UX Principles for Investing Newbies

Role: Lead content designer ♢♢ Timeline: 3 months, fall 2018

After designing and testing 10 content prototypes, I authored communication principles to focus the team on helping Capital One customers digest investing concepts and make choices right for their lifestyles.

61% of adults find investing to be 'scary' or 'intimidating'¹
Only 1/10 professionals has a formal plan for retirement²

User problem

I don’t know how to start investing.

Context

I was the lead content designer for an investing product to help customers easily invest. I designed and tested iterative content-led prototypes alongside developing general content strategy principles for product. Throughout the project, I partnered with a UX researcher as well as a lead product designer and a product manager.

Impact

Aside from informing UX, these general principles directly influenced the content design team’s broader work on voice & tone principles for our product suite, setting up a template for how to do this work in partnership with UXR insights. I also socialized them to drive alignment across partner teams, i.e. Brand Strategy working on the customer lifecycle. In terms of product impact, these principles allowed us to push back on Product and Eng scoping decisions, too, using them as a benchmark of a quality UX to determine an MVP.

Final Deliverable: UX Principles

1.      Don’t use jargon.

If you need to, explain the “so what?”—why it matters to their life and goals is more important to customer than the actual stodgy definition.
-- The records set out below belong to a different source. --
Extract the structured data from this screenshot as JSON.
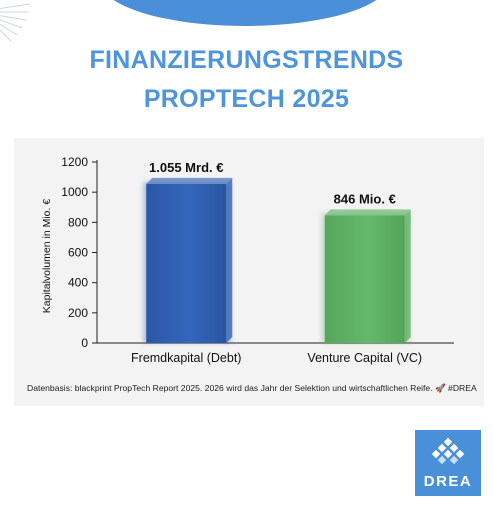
{
  "page": {
    "headline_line1": "FINANZIERUNGSTRENDS",
    "headline_line2": "PROPTECH 2025",
    "source_note": "Datenbasis: blackprint PropTech Report 2025. 2026 wird das Jahr der Selektion und wirtschaftlichen Reife. 🚀 #DREA",
    "logo_text": "DREA",
    "colors": {
      "accent": "#4a90d9",
      "headline": "#4f95dc"
    }
  },
  "chart_data": {
    "type": "bar",
    "categories": [
      "Fremdkapital (Debt)",
      "Venture Capital (VC)"
    ],
    "values": [
      1055,
      846
    ],
    "data_labels": [
      "1.055 Mrd. €",
      "846 Mio. €"
    ],
    "ylabel": "Kapitalvolumen in Mio. €",
    "ylim": [
      0,
      1200
    ],
    "yticks": [
      0,
      200,
      400,
      600,
      800,
      1000,
      1200
    ],
    "bar_colors": [
      "#2f5fb0",
      "#5cae62"
    ],
    "grid": false,
    "legend": "none"
  }
}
We are putting together the dots for them, in their best interest.

2.     Recognize when emotion (or lack of) might get in the way.

It’s hard to know what you’d do in a hypothetical bad market situation if you’ve never been through it and aren’t a seasoned investor—our customers might feel angst, glaze over, or just be overwhelmed. None of those help them to confidently take action. The same goes for scary or boring jargon words. Consider how you want customers to feel when talking to then, and use it to their advantage, not ours.

3.     Help customers answer questions by framing them in terms they get and their priorities.

Don’t talk around what they should do in another language system. This goes back to no definitions without a “so what?” and leaving them to help themselves once we throw information at them.

4.     It’s not just about brevity, it’s about providing clear customer value.

Don’t make customers read through the lines; show them the point upfront. Why are we talking to them? What action do they need to take?

 5.     Remember what customers know.

We offer a holistic experience with the ability to talk to customers through multiple touchpoints. We’ve got to remember that customers perceive only one conversation with us, so we need to thoughtfully craft a narrative that isn’t repetitive, ill-timed, or out-of-touch with their life.

6.     Tell customers upfront.

Why are we contacting them? They aren’t into pleasantries; they want to know what’s up ASAP and what they need to do next.